Manajemen Sriwijaya FC angkat suara mengenai banyaknya keberatan dari masyarakat Sumsel dan pecinta laskar wong kito terkait lokasi pertandingan leg kedua babak semifinal melawan Arema Cronus, Minggu (11/10) di stadion Manahan Solo. Sebelumnya, beberapa pihak memang berharap laga tersebut tetap dapat dimainkan di stadion Gelora Sriwijaya Jakabaring Palembang.

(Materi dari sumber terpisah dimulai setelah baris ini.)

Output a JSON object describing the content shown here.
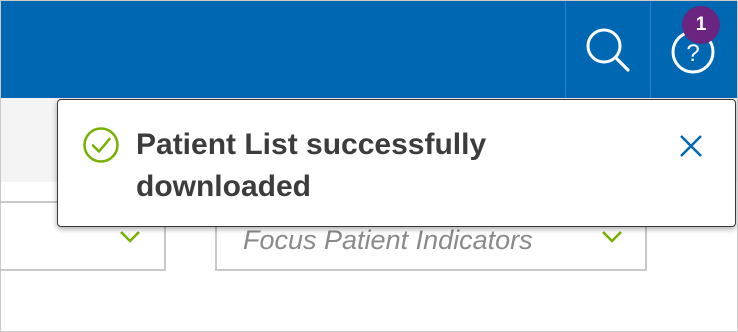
{
  "header": {
    "notification_count": "1",
    "search_icon": "search-icon",
    "help_icon": "help-icon"
  },
  "filters": {
    "focus_indicators_placeholder": "Focus Patient Indicators"
  },
  "toast": {
    "message": "Patient List successfully downloaded",
    "icon": "check-circle-icon"
  },
  "colors": {
    "header_bg": "#0067b3",
    "badge": "#6b2580",
    "success": "#76b000",
    "close": "#0067b3"
  }
}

Atau jika memang harus dipindah, opsi stadion Si Jalak Harupat Bandung atau Gelora Bung Karno lebih diinginkan fans SFC mengingat jarak yang lebih dekat dari Palembang. Apalagi jika bermain di Jalak Harupat maka dipastikan akan juga mengurangi antusias kedatangan Aremania yang dikenal mempunyai hubungan kurang baik dengan bobotoh, pendukung Persib Bandung.

Menanggapi banyaknya keberatan publik sepakbola Sumsel terkait tempat tersebut, Sekretaris Tim SFC Ahmad Haris, menyatakan, pihaknya sudah mengupayakan agar laga kandang yang dimainkan SFC tetap di Stadion Gelora Sriwijaya, Jakabaring. “Setelah pihak Mahaka mengeluarkan larangan bermain di Palembang untuk leg kedua semifinal, kami juga mencari alternatif lain. Bukan hanya pada Stadion Manahan,” ujarnya.

Namun menurutnya, jika memilih opsi pertandingan di Stadion Utama Gelora Bung Karno, paling tidak dibutuhkan waktu dua pekan, untuk mengurus semua perizinan serta persiapan panitia pelaksana. Sementara SFC hanya memiliki waktu tak lebih dari lima hari efektif untuk menjalankan pertandingan tersebut. “Kalau di Stadion Si Jalak Harupat, Persib Bandung juga baru menggelar pertandingan semifinal. Panitia disana tentu keberatan ada dua pertandingan dalam dua hari berturut-turut. Banyak juga masukan yang datang ke manajemen, tapi ada stadion yang dinilai tak layak menggelar laga semifinal, apalagi digelar malam hari,” ungkapnya.

Jadi, alasan manajemen SFC memilih Stadion Manahan Solo, karena panitia disana sudah paham. Sekalipun jarak antara Kota Malang dan Solo tak terlalu jauh dan akan banyak suporter Arema yang datang ke Solo, itu bukan jadi kendala bagi SFC. “Sekarang kita jangan berfikir tentang harus bermain dimana. Tapi kita harus selesaikan leg kedua ini dengan kemenangan dan masuk final,” tukasnya.

Sementara itu, Ketua Panitia Pelaksana pertandingan SFC Augie Bunyamin, kemarin telah melayangkan surat untuk menunjuk Panpel Pertandingan Persis Solo sebagai pelaksana pertandingan semifinal leg kedua turnamen Piala Presiden 2015.

Dalam surat bernomor 230/SFC/X/2015, dijelaskan bahwa berdasarkan kondisi force majour karena asap di Kota Palembang serta surat dari Mahaka Sport tanggal 6 Oktober 2015, maka Panpel Pertandingan SFC menunjuk dan memberi wewenang pada Panpel Pertandingan Persis Solo sebagai pelaksana pertandingan leg kedua babak semifinal SFC kontra Arema Cronus, pada tanggal 11 Oktober pukul 18.00WIB, di Stadion Manahan, Solo, Jateng. “Segala hal biaya yang timbul akibat dari penyelenggaraan kegiatan tersebut, menjadi tanggung jawab manajemen SFC,” urai Augie.